A mí sin embargo me había causado una enorme impresión.
No podía dejar de pensar en sus palabras: “Mientras estén aquí, no dejará de
morir gente inocente”. Pensé que todo lo que sucedía era por mi culpa. Si no me
largaba de la República, más inocentes morirían. Aquel bebé había estado a
punto de morir, de no ser por un desinteresado desconocido. Uno de esos héroes
anónimos que en los momentos más peligrosos surgen de entre la gente normal. Me
despedí mentalmente de Santos, que seguramente avanzaba, lentamente, pesado,
hacia su muerte. ¡Y que además, muy probablemente era consciente de ello! No
perdí más tiempo y conduje a mis compañeros de vuelta hacia la furgoneta. Dando
la espalda a aquel incendio y a las vidas de muchos obreros que lo acababan de
perder todo, pasto de las llamas... por mi culpa.
Lo
que yo no sabía era que un agente del coronel Saúl había sospechado de Santos,
le había seguido y había escuchado y olfateado nuestra conversación.
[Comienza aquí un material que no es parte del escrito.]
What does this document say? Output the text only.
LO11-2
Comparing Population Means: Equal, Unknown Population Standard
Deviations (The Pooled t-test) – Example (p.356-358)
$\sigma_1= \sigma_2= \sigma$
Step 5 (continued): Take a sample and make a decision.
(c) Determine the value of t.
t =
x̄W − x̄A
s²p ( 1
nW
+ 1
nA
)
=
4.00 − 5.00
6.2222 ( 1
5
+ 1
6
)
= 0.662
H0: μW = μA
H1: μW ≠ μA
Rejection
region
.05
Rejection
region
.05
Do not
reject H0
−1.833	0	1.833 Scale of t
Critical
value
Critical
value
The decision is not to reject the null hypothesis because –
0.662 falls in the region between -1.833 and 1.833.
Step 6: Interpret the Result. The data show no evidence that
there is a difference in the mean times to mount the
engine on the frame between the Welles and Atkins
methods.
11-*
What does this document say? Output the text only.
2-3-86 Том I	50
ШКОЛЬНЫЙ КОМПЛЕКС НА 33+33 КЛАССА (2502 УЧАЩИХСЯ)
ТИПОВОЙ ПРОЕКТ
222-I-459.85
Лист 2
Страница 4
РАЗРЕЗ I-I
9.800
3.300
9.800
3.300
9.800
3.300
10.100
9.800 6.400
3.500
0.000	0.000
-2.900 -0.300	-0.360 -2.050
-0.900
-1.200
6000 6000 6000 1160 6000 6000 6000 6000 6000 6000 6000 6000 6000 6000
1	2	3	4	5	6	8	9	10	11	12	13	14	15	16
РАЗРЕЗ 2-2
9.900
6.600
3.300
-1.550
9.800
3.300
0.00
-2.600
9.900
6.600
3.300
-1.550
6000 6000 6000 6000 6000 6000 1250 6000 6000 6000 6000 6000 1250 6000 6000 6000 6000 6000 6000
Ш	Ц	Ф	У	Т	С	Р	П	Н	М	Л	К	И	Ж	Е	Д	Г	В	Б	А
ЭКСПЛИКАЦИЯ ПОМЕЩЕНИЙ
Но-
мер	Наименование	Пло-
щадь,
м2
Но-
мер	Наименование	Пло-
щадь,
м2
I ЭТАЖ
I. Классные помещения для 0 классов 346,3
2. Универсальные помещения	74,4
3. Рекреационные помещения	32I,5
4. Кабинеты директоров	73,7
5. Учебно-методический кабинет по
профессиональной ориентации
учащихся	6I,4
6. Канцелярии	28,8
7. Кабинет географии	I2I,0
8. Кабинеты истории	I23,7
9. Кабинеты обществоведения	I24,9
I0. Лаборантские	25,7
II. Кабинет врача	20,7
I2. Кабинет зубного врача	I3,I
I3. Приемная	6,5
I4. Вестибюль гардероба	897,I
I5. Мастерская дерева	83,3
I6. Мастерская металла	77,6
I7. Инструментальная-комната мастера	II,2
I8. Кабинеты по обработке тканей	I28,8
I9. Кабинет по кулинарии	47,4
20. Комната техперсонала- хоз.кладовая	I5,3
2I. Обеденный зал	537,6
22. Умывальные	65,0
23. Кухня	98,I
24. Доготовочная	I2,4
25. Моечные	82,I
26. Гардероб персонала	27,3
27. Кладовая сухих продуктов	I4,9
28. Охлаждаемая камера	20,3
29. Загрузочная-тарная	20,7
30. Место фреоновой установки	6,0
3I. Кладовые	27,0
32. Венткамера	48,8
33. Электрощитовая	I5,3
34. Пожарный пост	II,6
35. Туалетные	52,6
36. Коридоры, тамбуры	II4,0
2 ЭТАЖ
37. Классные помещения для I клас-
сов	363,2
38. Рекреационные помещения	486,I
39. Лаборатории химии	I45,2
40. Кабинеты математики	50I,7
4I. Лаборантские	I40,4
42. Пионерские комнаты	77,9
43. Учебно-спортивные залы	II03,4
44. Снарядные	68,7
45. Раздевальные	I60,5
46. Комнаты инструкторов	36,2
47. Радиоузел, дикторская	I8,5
Digo
“olfateado” porque me refiero a la asesina ciega. No le resultó complicado
conducirse por La Colmena siguiendo la fetidez de alcohol que dejaba Santos a
cada paso. Y a una distancia prudente como para pasar desapercibida, nos
escuchó. Con nuestras voces y nuestros olores la ciega podría localizarnos
donde quiera que fuésemos. A sus afilados sentidos, superiores a los de una
ciega normal, le añadía la tecnología: Más adelante, en un cruce de calles, haciéndose
pasar por una inocente chica semita y ciega, tropezó su bastón de manera
aparentemente casual con Víctor y, con un movimiento casi imperceptible, coló
en un bolsillo de su pantalón una diminuta, muy, muy pequeña pieza de metal. Se
trataba de un rastreador.
***
Santos volvió a su puesto junto al incendio. Más que
nunca quería dejarlo todo. Plantar pimientos y tomates... Ese era su sueño.
- Le faltaba a usted muy poco para jubilarse.
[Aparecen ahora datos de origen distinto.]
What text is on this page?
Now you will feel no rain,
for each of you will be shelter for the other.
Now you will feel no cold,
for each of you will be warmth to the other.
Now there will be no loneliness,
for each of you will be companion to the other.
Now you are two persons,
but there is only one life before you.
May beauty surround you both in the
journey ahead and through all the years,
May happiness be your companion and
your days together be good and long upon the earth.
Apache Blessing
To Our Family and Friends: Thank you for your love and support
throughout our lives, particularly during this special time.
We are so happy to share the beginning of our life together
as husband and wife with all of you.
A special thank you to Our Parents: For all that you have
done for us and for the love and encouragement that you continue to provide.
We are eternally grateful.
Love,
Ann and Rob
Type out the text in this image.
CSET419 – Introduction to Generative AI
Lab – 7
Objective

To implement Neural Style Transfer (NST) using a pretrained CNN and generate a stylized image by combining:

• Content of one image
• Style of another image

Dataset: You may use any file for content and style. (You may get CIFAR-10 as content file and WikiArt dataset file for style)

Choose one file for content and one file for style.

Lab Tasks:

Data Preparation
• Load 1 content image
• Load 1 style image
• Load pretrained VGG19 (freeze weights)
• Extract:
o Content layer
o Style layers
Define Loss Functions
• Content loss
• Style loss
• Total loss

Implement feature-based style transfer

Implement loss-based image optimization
Eran los susurros, casi dulces, del coronel Saúl. El
líder de las BAB se elevaba tras el comisario, como siempre acompañado de su
oficial.
- Es una pena comisario.
A la mañana siguiente el incendio en la Colmena ya
estaba extinguido. Había causado más de veinte muertos y más de sesenta
familias se habían quedado sin hogar. No fue el único de esa noche, pero sí el
más grave. Entre las cenizas apareció un cadáver que no estaba afectado por las
llamas. Era el de un hombre, un rechoncho y grasiento comisario de policía. Le
habían acuchillado en el vientre. Según la prensa oficial, se trataba de un comisario
borracho, corrupto e incompetente. Tenía tratos con la mafia y supuestamente le
habían asesinado en un ajuste de cuentas. Punto final.